Starting with early-stage capital raising, the Commission should design regulations that enable entrepreneurs to raise capital without disproportionate compliance costs, especially in the form of legal fees. These costs usually arise from unnecessarily complex rules. When asked the question “what’s the offering exemption for the friends and family round?” the answer should not be “it depends,” followed by a discussion of seven factors requiring a chart to digest. While cost-effective regulations are always important, they are especially critical for early-stage capital raising by startup companies, whose cash flow and resources are often scarce. One extra dollar spent on legal fees is one fewer dollar available for developing innovative products or services. Accordingly, the Commission’s regulatory regime on this topic should be especially considerate of how the offering exemption will be practically used.

Turning to growth-stage companies and smaller funds, one of the key issues is how to provide retail investors access to these private companies. Such higher-risk, higher reward investments can help complete a diversified portfolio. Discussions of expanding retail access to private companies usually revolve around the accredited investor definition. It has been more than forty years since the Commission adopted the definition and established income and wealth as common ways for individuals to qualify as accredited investors.
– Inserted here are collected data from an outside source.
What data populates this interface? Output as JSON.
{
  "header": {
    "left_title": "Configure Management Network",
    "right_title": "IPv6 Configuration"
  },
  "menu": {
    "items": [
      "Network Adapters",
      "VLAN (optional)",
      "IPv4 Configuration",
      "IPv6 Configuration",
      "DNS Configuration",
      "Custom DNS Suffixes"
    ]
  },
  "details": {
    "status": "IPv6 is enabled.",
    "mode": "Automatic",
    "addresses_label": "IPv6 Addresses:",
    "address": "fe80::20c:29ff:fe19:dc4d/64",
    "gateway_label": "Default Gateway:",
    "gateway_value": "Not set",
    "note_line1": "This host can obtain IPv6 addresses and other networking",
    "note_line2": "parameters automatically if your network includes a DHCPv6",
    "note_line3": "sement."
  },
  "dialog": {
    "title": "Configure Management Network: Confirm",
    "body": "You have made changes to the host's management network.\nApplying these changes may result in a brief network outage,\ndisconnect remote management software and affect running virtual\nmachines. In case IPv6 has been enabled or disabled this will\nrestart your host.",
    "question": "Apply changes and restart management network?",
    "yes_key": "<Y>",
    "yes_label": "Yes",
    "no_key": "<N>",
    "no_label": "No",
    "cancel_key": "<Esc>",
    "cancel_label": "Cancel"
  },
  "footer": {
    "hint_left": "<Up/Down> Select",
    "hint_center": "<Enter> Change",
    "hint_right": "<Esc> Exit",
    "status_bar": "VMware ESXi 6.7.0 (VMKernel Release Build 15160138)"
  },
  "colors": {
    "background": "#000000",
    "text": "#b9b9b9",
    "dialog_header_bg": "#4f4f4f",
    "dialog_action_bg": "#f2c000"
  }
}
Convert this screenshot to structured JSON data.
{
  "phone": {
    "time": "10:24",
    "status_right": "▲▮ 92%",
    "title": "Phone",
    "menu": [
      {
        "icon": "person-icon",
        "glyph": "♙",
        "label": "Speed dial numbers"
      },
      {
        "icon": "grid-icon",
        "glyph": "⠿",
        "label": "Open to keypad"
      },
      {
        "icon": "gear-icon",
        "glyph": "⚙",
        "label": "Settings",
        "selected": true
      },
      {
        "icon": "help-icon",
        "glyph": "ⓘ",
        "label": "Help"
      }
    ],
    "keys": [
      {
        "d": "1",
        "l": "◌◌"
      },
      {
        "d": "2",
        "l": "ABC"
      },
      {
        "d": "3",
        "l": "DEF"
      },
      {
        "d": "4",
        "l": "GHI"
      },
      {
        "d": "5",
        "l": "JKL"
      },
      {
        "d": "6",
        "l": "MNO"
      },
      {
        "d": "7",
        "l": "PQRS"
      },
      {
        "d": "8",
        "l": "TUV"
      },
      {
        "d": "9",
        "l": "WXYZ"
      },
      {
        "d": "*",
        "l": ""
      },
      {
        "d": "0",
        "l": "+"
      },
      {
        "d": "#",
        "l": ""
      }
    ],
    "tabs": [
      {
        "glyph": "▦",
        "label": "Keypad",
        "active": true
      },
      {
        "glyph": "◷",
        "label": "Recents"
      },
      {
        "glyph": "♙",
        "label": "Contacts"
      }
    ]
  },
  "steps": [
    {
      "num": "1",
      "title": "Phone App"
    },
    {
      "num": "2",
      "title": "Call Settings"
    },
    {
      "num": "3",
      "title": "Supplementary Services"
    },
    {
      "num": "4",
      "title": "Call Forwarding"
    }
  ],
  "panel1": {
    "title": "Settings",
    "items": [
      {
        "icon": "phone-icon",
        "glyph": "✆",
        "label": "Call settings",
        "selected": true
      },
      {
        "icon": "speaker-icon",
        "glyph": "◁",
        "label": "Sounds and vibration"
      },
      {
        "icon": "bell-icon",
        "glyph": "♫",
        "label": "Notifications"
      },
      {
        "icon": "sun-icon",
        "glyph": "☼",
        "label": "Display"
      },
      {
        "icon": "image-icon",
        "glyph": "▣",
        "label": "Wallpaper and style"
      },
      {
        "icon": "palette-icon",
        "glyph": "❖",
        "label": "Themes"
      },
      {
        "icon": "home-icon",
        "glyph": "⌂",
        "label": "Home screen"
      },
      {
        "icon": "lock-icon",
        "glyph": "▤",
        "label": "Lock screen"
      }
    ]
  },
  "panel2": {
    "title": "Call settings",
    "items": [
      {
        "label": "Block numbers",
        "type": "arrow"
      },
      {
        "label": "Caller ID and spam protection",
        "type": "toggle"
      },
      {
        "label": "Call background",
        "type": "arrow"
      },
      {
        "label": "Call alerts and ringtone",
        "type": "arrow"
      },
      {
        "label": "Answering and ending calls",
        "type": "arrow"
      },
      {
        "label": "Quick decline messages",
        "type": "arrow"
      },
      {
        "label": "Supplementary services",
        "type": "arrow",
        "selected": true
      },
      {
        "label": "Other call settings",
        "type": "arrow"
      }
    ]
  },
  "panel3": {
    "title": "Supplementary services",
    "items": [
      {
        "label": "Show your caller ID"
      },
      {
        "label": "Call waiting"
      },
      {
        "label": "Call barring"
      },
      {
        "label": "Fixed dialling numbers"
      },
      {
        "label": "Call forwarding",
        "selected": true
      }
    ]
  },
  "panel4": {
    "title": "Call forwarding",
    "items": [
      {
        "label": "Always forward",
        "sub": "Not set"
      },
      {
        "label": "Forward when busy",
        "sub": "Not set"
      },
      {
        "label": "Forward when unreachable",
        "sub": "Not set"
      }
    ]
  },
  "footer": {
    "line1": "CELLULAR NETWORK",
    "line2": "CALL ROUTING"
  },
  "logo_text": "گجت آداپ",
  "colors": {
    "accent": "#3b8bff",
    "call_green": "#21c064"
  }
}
Consideration should be given to whether additional ways to qualify as an accredited investor are appropriate. Alternatively, is the “all or nothing” approach of the definition a sensible way of regulating investor participation? Or, should every individual be permitted to invest at least a small amount every year in private companies? These issues are worthy of further discussion and consideration.

Finally, for companies that have accessed the public markets, the Commission should ensure that their ongoing reporting obligations are proportionate to their size and resources. Under the Commission’s current rules, a company with a $250 million public float is subject to the same disclosure requirements as a company with a $250 billion public float. The Commission has not updated its thresholds for how companies qualify as an accelerated filer or large accelerated filer since those thresholds were established in 2005. While the Commission has made changes, as recently as 2020, to its “smaller reporting company” definition, the different filer categories are now complex and sometimes overlap. The result is that some smaller reporting companies must provide an auditor attestation of the company’s evaluation of its internal control over financial reporting, while others do not. A more harmonized regulatory regime for who qualifies as a large, mid-sized, and small company, together with scaled disclosure requirements, can help ensure that the Commission’s rules are tailored to a company’s sizes and resources, while still maintaining appropriate levels of investor protection.

I look forward to receiving a read out of the discussions from each of the panels and reviewing the policy recommendations. Thank you to Stacey [Bowers] and her team in the Office of the Advocate for Small Business Capital Formation for planning this event. Enjoy the Forum.